A indústria automotiva chinesa atingiu em abril um marco inédito em sua estratégia global: pela primeira vez, o país exportou mais veículos elétricos e híbridos plug-in do que modelos tradicionais movidos a gasolina ou diesel. Dados da China Passenger Car Association (CPCA) mostram que os chamados veículos de nova energia (NEVs) responderam por 52,7% das exportações totais no mês.

Ao todo, a China embarcou 769 mil veículos para mercados internacionais em abril, dos quais 406 mil eram elétricos ou híbridos plug-in. O volume de exportação de NEVs mais que dobrou em relação ao mesmo período do ano passado, com alta de 111,8%, consolidando uma virada estratégica das montadoras chinesas diante da desaceleração do consumo doméstico.

Enquanto o mercado externo acelerou, as vendas internas de carros de passeio na China recuaram 21,5% em abril, para 1,38 milhão de unidades, marcando o sétimo mês seguido de retração. O cenário reflete demanda mais fraca, menor confiança do consumidor e o impacto de pressões econômicas locais, levando fabricantes como BYD, Chery e SAIC a ampliar o foco internacional.
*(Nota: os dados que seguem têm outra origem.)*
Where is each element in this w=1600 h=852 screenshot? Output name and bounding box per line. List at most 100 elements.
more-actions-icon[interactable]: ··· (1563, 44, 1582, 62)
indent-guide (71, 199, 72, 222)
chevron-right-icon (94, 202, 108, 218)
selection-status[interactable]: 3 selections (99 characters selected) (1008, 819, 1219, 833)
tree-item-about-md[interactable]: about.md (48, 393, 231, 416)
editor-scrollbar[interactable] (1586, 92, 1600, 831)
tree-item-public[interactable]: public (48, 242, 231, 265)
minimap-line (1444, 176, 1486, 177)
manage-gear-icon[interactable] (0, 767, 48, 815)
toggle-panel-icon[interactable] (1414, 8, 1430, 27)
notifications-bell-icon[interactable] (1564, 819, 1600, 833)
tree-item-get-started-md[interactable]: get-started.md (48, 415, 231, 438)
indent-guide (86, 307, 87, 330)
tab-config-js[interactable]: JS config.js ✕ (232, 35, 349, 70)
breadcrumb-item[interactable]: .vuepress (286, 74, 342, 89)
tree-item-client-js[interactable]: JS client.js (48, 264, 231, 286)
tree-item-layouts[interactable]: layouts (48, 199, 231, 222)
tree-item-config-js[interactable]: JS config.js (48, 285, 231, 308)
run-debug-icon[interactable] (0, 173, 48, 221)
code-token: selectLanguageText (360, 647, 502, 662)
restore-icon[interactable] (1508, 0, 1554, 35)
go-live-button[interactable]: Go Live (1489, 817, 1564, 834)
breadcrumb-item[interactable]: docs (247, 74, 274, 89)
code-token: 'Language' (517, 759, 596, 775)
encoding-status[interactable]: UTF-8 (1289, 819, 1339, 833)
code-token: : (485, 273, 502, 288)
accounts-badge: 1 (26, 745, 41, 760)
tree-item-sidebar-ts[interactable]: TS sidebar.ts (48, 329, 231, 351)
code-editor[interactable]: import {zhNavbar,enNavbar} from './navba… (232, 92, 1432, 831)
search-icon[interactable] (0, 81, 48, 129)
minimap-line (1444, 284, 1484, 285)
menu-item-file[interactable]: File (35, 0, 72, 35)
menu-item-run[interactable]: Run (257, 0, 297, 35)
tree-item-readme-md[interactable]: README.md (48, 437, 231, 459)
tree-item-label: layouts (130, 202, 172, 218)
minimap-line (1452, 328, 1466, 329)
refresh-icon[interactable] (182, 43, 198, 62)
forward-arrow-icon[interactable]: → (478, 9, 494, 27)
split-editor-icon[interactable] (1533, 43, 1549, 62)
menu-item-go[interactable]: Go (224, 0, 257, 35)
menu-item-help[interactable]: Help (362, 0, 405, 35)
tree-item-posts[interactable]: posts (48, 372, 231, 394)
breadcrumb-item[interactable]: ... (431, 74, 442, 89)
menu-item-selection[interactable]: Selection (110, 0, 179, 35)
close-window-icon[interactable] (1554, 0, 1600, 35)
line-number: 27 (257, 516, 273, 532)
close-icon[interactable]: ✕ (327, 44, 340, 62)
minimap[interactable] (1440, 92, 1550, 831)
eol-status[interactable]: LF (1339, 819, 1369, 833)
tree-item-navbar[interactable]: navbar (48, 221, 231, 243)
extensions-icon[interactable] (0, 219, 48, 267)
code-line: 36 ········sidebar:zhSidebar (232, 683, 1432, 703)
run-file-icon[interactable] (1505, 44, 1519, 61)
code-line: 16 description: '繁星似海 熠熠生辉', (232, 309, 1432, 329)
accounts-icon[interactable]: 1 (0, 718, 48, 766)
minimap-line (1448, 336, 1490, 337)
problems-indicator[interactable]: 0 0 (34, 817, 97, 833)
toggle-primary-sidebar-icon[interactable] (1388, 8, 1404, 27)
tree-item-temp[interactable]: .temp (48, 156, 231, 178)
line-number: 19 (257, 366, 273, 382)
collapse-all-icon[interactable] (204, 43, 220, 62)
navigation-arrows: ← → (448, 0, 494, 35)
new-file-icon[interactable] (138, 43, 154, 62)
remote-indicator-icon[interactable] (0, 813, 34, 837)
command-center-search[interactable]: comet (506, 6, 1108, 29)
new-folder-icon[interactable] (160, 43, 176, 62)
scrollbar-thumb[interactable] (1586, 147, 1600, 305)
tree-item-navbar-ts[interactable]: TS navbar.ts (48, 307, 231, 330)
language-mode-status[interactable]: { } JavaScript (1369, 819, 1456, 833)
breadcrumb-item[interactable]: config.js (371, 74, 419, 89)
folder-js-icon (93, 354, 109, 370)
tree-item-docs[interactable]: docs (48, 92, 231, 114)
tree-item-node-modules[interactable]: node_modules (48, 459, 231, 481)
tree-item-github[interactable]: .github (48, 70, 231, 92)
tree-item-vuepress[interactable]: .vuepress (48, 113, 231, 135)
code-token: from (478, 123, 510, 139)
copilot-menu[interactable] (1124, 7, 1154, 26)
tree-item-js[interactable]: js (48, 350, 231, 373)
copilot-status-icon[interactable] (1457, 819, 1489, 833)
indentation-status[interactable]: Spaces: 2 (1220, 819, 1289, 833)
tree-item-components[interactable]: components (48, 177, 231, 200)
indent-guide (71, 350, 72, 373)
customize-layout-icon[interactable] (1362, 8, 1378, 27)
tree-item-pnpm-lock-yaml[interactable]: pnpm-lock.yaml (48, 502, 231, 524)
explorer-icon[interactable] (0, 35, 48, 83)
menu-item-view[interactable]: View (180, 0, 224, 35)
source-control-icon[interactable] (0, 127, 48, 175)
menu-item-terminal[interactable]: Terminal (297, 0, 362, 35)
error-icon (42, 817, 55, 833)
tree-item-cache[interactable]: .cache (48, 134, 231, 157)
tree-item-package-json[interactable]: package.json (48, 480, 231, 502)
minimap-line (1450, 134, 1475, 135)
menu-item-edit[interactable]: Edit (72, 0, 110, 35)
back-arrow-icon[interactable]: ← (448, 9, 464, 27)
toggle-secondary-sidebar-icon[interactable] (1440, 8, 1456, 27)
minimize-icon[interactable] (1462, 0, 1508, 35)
Europa e América Latina aparecem entre os principais destinos dessa expansão, especialmente em um momento de preços mais elevados de combustíveis fósseis, que reforçam o apelo de modelos eletrificados. A mudança também amplia a pressão competitiva sobre montadoras tradicionais globais, à medida que a China fortalece sua posição como principal exportadora mundial de automóveis e avança na disputa tecnológica da mobilidade elétrica.

O avanço das exportações de elétricos ocorre em meio a uma transformação mais ampla da indústria chinesa, que busca compensar margens mais apertadas no mercado doméstico com escala internacional e adaptação regional, desenvolvendo modelos específicos para diferentes continentes e consolidando sua presença fora da Ásia.